4. The Fertility Festival
Like the Naked Man Festival, this festival traces it’s roots to ancient Japan and is held with strong religious connections. It basically is a large wooden phallus being joyously carried through the Tagata township. On the internet it’s also known as the penis festival. It’s held on the 15th March each year (Gregorian Calendar). See here for specific info on the Tagata Fertility Festival.
5. Cherry blossoms / Sakura
Of course, no mention of Spring and Japan is complete without mentioning the delicate and fleeting petals of a tree that bears no fruit, yet covers almost every temple and shrine and park in the country for about one week. The image below was taken at Nagoya Castle. You can get there via the subway Meijo Line, at the Shyakusho-mae Station in downtown or central Nagoya. The castle is also a museum and has the Nagoya gymnasium which hosts the July summer sumo tournament.
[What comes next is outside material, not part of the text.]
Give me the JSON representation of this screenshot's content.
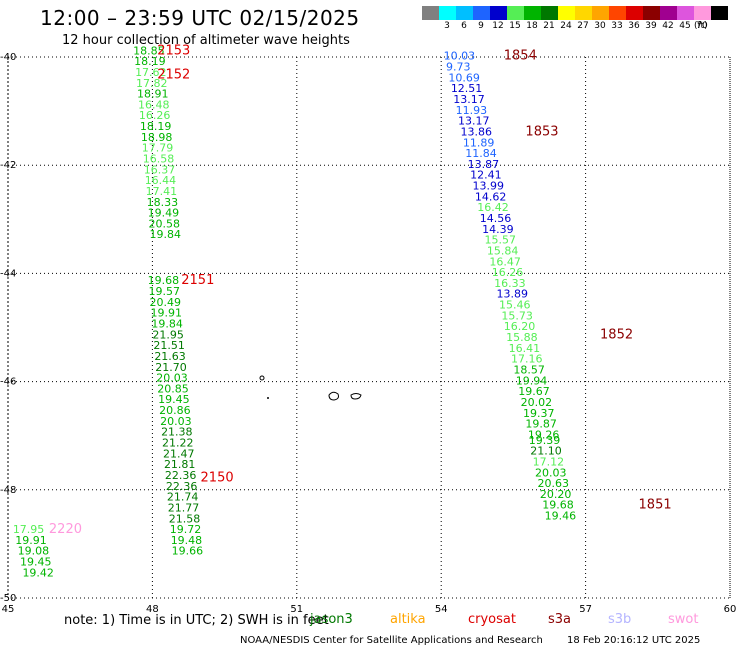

There are some specific things you can do in this fleeting time, typically one week, and it involves friends, alcohol, bad decisions, and can be day or night. Learn five things about hanami here (hanami literally means “flowers-see”).
Bonus: Tado Horse Festival
The Tado Horse Festival is held in the Golden Week holidays, the end of April and early May. It’s held in Tado, a small township just outside of Kuwana city, which itself is outside of Nagoya. The festival typically attracts about 120,000 spectators. It’s major.